The familiar squeak of the hinges and then the warm rush of a forced-air furnace, I’m instantly relaxed. A few faces turn to smile at our arrival and the lively chatter resumes. We place our coats on ancient, battered hangers and line up our shoes with the others, snow melting wet puddles into the abused carpet. The routine of this moment is so comforting. For one night each week, this run-down bowling alley is my happy place. I forget about my incessant need to tackle something more meaningful, I let go of my nagging subconscious telling me to think bigger.

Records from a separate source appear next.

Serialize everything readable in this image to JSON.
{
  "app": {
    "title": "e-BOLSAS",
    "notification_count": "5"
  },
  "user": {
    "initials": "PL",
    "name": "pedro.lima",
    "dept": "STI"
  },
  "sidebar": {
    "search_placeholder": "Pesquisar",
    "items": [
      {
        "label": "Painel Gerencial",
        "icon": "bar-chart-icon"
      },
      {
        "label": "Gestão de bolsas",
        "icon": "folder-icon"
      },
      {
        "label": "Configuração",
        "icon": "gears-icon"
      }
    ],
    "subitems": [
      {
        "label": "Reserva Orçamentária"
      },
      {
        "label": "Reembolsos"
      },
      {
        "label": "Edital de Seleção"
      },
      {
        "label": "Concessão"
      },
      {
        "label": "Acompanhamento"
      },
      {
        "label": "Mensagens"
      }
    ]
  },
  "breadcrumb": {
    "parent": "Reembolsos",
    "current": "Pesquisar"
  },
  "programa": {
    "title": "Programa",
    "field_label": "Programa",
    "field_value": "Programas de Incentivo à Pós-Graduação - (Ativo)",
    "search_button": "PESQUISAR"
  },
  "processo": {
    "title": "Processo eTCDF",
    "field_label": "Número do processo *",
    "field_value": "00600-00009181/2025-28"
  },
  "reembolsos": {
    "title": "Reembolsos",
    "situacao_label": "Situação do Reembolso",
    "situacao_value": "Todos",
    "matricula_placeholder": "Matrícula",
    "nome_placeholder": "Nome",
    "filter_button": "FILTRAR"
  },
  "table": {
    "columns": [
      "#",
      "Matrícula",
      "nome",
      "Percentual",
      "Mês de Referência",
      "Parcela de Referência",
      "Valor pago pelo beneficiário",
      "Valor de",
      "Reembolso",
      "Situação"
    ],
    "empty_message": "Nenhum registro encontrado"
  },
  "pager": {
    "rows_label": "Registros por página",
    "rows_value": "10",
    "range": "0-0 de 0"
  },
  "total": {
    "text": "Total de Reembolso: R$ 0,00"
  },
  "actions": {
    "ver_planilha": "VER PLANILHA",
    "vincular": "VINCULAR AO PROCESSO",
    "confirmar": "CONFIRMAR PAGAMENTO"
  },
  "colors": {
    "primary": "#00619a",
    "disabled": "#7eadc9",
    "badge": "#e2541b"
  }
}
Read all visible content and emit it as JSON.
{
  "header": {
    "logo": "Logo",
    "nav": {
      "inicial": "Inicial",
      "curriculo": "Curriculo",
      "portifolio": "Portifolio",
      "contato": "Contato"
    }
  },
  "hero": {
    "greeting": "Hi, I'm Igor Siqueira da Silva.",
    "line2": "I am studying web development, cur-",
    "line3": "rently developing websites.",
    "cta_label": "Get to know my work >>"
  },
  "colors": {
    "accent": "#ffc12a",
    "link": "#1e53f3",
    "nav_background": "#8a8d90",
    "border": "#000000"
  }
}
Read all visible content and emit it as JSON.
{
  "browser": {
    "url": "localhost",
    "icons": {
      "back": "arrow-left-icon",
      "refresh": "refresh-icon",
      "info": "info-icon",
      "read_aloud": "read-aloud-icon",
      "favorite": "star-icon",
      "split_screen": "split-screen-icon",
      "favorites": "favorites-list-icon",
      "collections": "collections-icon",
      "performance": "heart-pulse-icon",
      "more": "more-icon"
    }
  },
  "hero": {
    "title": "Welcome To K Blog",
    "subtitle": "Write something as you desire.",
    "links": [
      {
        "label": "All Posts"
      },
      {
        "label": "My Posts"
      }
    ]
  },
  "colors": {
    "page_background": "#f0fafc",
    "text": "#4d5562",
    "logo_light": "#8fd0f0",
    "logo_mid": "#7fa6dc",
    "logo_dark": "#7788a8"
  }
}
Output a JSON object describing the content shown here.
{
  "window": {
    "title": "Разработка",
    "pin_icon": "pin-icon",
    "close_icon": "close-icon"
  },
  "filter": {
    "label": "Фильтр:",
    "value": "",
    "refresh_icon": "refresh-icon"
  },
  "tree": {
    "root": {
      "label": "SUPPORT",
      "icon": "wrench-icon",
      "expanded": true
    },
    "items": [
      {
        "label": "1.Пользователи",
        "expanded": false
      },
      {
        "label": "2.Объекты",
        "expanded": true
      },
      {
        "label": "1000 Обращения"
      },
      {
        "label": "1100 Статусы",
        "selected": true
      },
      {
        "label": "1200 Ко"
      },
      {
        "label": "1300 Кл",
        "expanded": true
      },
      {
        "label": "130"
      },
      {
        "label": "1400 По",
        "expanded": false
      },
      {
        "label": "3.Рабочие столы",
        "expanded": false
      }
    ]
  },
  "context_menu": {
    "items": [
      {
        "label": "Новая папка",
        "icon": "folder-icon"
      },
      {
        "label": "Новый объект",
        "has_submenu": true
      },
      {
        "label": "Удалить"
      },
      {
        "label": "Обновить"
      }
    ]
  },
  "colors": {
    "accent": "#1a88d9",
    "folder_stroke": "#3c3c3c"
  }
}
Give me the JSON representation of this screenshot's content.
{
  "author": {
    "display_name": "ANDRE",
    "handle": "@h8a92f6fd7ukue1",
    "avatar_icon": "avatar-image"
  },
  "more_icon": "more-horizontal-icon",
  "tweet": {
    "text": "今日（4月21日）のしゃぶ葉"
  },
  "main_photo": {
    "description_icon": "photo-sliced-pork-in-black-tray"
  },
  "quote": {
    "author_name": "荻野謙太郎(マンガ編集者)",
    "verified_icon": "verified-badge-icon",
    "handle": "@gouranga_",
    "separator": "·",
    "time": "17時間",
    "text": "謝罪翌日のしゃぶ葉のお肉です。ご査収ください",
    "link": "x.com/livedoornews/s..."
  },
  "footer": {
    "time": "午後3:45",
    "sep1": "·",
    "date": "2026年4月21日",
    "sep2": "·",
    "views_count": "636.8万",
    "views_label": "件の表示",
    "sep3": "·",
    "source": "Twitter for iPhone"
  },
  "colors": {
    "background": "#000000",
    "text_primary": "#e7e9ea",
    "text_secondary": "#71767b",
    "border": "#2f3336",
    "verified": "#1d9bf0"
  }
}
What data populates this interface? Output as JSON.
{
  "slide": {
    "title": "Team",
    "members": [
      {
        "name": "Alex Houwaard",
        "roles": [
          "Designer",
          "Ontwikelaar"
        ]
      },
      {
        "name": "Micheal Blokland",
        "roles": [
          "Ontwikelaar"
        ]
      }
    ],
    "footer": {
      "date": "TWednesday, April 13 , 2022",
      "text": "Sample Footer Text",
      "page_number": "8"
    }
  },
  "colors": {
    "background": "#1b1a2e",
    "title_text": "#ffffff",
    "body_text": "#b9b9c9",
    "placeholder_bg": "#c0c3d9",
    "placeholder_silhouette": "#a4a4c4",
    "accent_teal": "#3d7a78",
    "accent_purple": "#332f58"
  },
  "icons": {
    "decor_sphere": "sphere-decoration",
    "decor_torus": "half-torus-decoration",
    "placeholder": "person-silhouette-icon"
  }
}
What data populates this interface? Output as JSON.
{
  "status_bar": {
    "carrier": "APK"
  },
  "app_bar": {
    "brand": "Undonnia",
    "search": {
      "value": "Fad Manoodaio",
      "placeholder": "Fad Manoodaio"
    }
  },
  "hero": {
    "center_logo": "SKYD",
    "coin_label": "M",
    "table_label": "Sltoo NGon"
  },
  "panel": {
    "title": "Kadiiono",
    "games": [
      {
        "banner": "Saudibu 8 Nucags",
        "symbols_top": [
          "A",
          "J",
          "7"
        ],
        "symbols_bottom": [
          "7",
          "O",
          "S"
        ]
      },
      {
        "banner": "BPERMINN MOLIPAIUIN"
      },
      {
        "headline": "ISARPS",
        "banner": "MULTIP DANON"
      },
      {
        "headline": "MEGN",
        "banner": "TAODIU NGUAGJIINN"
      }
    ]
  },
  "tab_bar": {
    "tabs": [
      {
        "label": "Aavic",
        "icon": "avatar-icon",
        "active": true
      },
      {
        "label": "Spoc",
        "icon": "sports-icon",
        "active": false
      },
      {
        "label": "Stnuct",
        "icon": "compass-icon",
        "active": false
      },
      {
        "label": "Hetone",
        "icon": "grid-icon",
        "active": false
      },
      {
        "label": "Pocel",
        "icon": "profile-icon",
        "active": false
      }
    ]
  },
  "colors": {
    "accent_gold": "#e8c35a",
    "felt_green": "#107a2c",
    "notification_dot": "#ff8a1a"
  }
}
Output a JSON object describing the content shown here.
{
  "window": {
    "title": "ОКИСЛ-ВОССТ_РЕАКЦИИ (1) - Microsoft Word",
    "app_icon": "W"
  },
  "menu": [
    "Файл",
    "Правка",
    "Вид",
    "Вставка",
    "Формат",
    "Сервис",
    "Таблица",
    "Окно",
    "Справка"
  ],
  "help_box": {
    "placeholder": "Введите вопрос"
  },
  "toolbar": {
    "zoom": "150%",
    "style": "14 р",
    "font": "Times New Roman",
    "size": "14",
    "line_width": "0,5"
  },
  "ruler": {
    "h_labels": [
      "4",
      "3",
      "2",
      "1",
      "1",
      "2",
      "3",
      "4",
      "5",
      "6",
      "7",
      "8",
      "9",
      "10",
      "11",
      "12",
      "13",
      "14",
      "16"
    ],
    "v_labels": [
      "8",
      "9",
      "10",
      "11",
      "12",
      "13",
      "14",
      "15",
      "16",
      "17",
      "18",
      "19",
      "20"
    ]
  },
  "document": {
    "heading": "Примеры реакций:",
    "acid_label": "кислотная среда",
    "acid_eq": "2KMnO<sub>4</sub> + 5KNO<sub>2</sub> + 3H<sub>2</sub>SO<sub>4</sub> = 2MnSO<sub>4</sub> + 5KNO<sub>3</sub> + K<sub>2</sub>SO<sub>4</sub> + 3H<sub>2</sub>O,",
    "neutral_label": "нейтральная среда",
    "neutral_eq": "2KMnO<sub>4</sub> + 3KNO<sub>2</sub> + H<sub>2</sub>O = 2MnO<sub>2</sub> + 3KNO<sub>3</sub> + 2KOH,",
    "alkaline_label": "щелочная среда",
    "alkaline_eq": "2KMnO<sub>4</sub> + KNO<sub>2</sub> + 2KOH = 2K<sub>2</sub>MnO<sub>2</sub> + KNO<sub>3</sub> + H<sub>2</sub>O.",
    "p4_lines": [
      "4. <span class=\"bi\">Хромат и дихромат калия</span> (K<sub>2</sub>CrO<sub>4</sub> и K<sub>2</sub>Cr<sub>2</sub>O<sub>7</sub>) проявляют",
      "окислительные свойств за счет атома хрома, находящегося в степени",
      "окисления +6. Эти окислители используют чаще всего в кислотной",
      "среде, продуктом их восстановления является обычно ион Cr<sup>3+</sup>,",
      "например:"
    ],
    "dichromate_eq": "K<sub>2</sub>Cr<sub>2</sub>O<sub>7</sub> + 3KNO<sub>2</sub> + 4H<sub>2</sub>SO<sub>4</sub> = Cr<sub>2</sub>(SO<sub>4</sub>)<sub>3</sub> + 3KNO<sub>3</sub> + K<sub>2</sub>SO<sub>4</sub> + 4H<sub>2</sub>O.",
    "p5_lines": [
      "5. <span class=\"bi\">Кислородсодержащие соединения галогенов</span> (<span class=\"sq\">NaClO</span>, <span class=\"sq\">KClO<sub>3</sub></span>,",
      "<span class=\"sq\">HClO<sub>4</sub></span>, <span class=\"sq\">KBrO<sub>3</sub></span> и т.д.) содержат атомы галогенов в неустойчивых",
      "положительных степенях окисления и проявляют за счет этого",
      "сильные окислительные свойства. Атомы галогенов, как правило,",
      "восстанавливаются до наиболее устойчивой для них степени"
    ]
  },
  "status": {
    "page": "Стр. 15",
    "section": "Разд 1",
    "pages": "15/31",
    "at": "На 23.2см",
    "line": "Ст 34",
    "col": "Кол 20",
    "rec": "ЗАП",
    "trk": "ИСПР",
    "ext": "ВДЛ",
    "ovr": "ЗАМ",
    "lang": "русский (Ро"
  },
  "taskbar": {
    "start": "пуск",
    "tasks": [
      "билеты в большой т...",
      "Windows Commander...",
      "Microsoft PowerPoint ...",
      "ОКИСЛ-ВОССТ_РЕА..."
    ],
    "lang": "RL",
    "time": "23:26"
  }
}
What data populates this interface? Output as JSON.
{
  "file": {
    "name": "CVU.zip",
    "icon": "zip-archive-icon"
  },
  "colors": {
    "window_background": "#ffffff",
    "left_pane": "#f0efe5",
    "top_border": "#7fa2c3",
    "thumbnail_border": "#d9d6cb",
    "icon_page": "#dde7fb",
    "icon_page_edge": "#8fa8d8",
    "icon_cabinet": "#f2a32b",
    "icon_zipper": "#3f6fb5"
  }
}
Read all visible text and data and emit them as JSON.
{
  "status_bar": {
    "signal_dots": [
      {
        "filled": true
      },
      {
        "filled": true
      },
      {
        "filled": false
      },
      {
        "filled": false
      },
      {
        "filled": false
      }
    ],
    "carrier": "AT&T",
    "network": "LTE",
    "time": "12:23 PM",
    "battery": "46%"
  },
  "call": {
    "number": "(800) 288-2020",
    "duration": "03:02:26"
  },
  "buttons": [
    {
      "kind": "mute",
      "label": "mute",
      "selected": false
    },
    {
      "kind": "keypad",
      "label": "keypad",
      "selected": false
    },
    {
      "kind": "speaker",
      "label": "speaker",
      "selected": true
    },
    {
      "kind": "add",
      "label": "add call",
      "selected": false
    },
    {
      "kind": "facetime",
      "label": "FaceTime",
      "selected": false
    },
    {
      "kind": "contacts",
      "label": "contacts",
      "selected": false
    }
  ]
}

Thursday nights are for cracking corny jokes, for smiling wide and genuine, for contemplating new theories on alcohol to turkey ratios: this week I bowl better with my glasses and drinking only Coors Light, last week’s three cocktail minimum was a total bust.

Small-town Thursday night

Small-town Thursday night

This is where my fears of impressing a small community fade, where I feel less like an outsider and more a part of the scenery in which I want so badly to blend. The radio plays state basketball playoffs and the whole place keeps one ear on the game. But it’s not all easy talk of weather and sports. Somewhere between clashing pins and stiff cocktails, the hard stuff filters through, quiet conversations with down-turned eyes; the recent loss of a beloved sister, struggling to find your place in a community you’ve called home for 30 years, worries over a son’s divorce.

It’s easy to gaze on this scene and call it simple but there is nothing easy about this life.